Mühe mit man­chen Festen

Der Blick der Künst­le­rin­nen auf die Feste unter­schei­det sich. Jac­que­line Fahr­ni such­te als eher Kir­chen­fer­ne ihren Weg, um die Feste in eine unge­wohn­te, doch fri­sche Bild­spra­che und dazu pas­sen­de Tex­te zu über­set­zen und erreg­te damit bei­spiels­wei­se die Auf­merk­sam­keit von Prio­rin Ire­ne Gas­smann. «Mir war aber wich­tig, dass aus den Tex­ten her­aus Hin­wei­se auf das Bild erkenn­bar waren», sagt Jac­que­line Fahr­ni. Sie will sich wei­ter mit die­ser Art der Ver­mitt­lung bibli­scher Inhal­te aus­ein­an­der­set­zen.Kit­ti Stef­fen hat sich als lang­jäh­ri­ge Kate­che­tin bereits viel mit den Festen aus­ein­an­der­ge­setzt. «Aber es gibt Feste, zum Bei­spiel Aller­hei­li­gen, damit habe ich Mühe und weiss nicht war­um.

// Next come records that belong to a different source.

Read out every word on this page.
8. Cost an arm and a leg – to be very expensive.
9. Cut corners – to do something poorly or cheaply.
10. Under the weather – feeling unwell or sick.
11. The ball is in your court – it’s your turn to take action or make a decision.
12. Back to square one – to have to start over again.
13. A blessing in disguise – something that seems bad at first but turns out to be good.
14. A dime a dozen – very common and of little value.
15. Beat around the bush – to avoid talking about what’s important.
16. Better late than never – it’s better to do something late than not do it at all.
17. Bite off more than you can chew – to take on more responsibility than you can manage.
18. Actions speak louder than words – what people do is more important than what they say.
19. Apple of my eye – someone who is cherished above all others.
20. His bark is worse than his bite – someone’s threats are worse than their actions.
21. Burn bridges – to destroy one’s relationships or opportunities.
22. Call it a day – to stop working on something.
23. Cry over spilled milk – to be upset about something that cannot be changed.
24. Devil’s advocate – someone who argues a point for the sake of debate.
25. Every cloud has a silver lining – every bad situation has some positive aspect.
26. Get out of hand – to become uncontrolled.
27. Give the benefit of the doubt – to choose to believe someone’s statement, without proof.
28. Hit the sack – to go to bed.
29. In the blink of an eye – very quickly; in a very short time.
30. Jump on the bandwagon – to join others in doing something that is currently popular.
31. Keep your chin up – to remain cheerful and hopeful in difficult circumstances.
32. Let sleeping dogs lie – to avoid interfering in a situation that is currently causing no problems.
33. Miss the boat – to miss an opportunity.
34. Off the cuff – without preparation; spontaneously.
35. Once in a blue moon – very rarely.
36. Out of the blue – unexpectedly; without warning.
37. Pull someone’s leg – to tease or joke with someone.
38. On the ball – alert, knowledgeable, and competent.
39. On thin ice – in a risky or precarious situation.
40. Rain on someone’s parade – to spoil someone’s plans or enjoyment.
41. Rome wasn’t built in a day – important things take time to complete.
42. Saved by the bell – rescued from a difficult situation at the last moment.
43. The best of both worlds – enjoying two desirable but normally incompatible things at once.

Viel­leicht ein Hin­weis, genau hin­zu­schau­en», sagt Kit­ti Stef­fen. Fra­gen an die schei­den­de Jah­res­künst­le­rin hat sie nach dem Gespräch kei­ne mehr, «doch viel­leicht kommt dann doch mal ein Tele­fon­an­ruf oder wir tref­fen uns zu einem Aus­tausch», sagt sie zum Schluss.